I was affraid to make the interstices between the pieces of the treading floor of the new barn at Dogue run too open, lest the straw should work into them, & choke the passage of the grain to the lower floor; or to emit so much straw between them, to that floor, as to make the difficulty of cleaning the grain much greater. Avoiding these two evils, the floor can not be too open, provided the horses feet or legs are not endangered; & this is not likely to happen unless the pieces were so far apart as for the hoof to pass through, or turn. If the section, or part of a section which you have left an inch a part, is not apt to choke or pass too much straw through try another section at an inch and half & so on, section after section, until you hit the mark exactly; & then regulate all the sections accordingly. This had better be done whilst you have Wheat with wch to make the experiment: & without loss of time, as not only an immediate advantage is to be derived from the best distance the pieces can be placed asunder, but that I may know better how to order another.2
Let the drilled wheat have all the cultivation you can give it, with convenience, that the most that can, may be made of it.
The Clover Seed, Furze & other articles, are on board the Sally Captn [ ] for Alexandria, the first Vessel that has offered since the breaking up of the frost. It is much to be regretted that the delay has been so great, but it was impossible to avoid it.3
I would not, by any means, have you sow the Eastern shore Oats—if these are what you depend upon Colo. Gilpin to get; because these, besides being almost as light as bran, are rarely, if ever, free from the Onion or wild garlick; with which my fields abound too much already, from this very cause. I had rather the ground intended for this Crop should receive Buck wheat, or any thing else; or indeed nothing, rather than be sown with such Oats as are generally brought to Alexandria from the Eastern shore of Virginia. It is possible you may get some Oats from Notley Young Esqr. near George Town. These will be good.4
I send you a few seeds of the Nankeen Cotton. let them be planted the first day of May in light & rich ground, well prepared—Put four Seeds in a hill.5 I am Your friend &ca
P.S. I have wrote Colo. Ball, & my Nephew Mr Robert Lewis, that they are welcome to send a Mare or two each, to either of the Jacks or the Horse.6
P.S. The Vessel is not yet gone which has my Seeds &ca on board; and as she has been going every day for ten days past, there is no saying when she will go. The Captn now says to morrow. He has promised to land them, if he can, as he passes Mount Vernon; if not they are to be landed at Colo. Gilpins Warehouse. the Captn has one Bill of Lading, and another goes by this days Post to Colo. Gilpin. The two small Kegs contain the French furse seeds—Nuts & Garden Seeds; the two last may be given to the Gardener; the other you & Butler will manage as you shall judge best.7
One of the Casks contains five bushls of Plaster of Paris, which try on some of the clover, to see the effect—at the rate of about 5 bushls to the acre—spread a breadth, & leave a breadth, alternately; to shew more clearly, if any, what effect it will have.8
ALS, ViMtvL; ALS (letterpress copy), DLC:GW.

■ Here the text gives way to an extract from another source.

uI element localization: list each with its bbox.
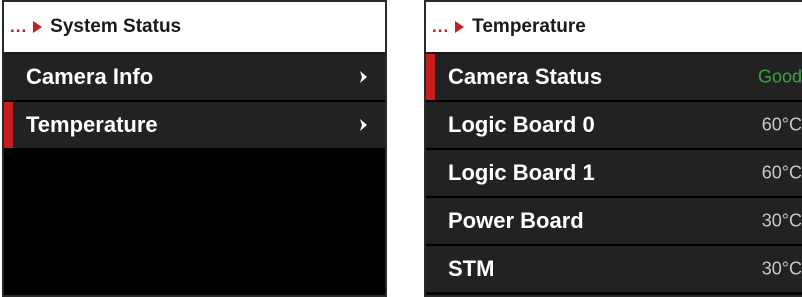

1. The letter from Pearce of Tuesday, 11 March, has not been found. According to the post office schedule, if Pearce mailed this letter on Tuesday, GW should have received it on Thursday, but if Pearce did not post it until Thursday, GW would have received it on Saturday, 15 March (GW to Anthony Whitting, 2 Dec. 1792).

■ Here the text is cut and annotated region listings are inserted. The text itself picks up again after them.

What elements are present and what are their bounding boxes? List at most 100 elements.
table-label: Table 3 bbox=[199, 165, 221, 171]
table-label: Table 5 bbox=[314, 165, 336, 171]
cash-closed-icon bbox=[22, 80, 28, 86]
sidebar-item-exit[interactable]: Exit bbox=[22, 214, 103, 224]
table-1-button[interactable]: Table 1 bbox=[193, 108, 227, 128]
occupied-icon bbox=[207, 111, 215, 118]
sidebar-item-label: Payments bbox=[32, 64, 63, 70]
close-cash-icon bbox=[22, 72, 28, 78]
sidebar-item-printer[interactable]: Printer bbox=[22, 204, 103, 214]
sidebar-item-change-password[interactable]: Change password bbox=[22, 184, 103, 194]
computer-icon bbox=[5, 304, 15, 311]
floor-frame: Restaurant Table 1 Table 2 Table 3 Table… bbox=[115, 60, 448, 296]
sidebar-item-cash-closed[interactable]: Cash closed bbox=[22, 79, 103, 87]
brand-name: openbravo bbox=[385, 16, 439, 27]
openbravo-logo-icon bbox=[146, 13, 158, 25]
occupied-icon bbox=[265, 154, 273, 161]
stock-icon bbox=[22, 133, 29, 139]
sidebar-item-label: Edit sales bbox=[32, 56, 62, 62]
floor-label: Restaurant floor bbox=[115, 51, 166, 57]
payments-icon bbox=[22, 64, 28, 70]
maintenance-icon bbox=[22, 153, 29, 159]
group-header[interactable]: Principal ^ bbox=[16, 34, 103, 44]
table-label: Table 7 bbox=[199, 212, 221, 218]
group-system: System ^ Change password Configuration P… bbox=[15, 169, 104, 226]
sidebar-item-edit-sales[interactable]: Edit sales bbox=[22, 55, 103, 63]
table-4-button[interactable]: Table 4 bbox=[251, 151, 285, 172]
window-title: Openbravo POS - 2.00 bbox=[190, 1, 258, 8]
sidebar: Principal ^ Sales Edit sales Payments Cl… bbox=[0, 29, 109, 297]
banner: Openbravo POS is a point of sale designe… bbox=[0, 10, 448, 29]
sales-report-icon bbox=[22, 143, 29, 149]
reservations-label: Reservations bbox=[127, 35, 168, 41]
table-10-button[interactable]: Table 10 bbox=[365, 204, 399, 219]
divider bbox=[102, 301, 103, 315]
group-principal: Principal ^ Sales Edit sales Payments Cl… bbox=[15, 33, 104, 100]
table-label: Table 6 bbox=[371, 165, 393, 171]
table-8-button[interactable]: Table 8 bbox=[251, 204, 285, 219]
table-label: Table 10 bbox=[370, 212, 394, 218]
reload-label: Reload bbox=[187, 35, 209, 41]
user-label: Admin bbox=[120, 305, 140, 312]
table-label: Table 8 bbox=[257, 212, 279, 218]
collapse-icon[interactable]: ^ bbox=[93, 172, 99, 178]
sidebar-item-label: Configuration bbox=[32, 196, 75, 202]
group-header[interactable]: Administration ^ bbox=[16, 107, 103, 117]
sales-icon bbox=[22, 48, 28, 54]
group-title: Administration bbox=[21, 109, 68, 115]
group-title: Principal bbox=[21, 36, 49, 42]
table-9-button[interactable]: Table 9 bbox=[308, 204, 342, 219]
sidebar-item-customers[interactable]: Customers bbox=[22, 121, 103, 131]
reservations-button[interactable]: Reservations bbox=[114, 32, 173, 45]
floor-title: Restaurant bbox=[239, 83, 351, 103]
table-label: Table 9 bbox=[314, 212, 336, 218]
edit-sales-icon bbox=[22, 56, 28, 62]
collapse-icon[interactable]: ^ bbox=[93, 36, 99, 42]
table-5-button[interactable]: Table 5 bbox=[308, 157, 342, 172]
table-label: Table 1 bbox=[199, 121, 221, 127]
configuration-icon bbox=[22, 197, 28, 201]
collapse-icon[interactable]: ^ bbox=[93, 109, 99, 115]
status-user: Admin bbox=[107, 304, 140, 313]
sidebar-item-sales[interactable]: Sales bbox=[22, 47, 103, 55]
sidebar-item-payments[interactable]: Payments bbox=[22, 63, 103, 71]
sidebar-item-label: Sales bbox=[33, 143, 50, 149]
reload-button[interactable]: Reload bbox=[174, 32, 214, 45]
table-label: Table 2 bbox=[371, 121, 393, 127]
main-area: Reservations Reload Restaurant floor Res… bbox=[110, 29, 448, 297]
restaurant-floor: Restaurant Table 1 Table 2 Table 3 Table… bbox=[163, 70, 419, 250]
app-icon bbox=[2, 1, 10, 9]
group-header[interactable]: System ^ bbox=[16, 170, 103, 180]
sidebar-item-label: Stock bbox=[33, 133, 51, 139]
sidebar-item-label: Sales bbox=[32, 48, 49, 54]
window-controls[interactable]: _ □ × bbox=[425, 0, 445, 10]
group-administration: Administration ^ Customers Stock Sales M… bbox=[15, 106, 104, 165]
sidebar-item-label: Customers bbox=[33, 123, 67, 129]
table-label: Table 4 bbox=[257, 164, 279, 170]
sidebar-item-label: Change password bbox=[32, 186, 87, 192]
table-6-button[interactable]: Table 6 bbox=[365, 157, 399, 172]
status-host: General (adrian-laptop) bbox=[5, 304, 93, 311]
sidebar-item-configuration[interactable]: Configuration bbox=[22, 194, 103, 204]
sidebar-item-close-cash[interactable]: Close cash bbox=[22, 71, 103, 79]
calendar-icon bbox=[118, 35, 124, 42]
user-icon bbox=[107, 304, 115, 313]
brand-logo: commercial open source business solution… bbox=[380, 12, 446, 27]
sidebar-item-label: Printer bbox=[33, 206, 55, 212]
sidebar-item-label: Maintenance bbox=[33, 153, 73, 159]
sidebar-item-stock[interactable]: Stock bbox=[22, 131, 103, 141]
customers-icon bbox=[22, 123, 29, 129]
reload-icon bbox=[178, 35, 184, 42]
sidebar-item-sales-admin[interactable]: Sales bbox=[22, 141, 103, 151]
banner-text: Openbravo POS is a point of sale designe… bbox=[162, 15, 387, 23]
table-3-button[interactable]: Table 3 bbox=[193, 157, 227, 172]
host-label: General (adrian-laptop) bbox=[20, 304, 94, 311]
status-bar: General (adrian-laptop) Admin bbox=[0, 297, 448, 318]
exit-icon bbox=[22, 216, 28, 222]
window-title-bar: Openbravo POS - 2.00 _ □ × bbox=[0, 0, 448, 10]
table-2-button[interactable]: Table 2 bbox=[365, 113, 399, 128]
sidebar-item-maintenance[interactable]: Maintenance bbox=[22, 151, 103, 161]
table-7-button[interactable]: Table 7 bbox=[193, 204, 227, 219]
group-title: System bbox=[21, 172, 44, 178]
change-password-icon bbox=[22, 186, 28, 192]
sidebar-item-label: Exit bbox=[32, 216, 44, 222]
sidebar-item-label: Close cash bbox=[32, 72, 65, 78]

3. On the shipment of these and other items aboard the Sally, Capt. David Denike, see GW to Burgess Ball, this date. For additional items included in this shipment, see GW’s postscript to this letter.
4. In accordance with GW’s instructions, Pearce did not purchase oats from Alexandria merchant George Gilpin, but instead bought 30 bushels of oats at 3/ per bushel from Notley Young (3 April entry, Mount Vernon Accounts, 1794–1797 description begins Manuscript Mount Vernon Accounts, 6 Jan. 1794-19 Jan. 1797. Library of Congress, George Washington Papers. description ends ).
6. GW wrote “Turn over” at this point. GW had enclosed an advertisement for the stud services of his horse Traveller and his jacks Knight of Malta and Compound in his letters of this date to Burgess Ball and Robert Lewis, but he had neglected to include the offer of free service in his letter to Lewis.
7. The nuts and garden seeds were intended for head gardener John Christian Ehlers, while Pearce and James Butler, the overseer of the Mansion House farm, were to oversee the planting of the furze seed. On the shipment of these seeds and other items to the care of George Gilpin, see n.1 of GW to Burgess Ball, this date.
8. Plaster of paris, or calcined gypsum, can used as a fertilizer.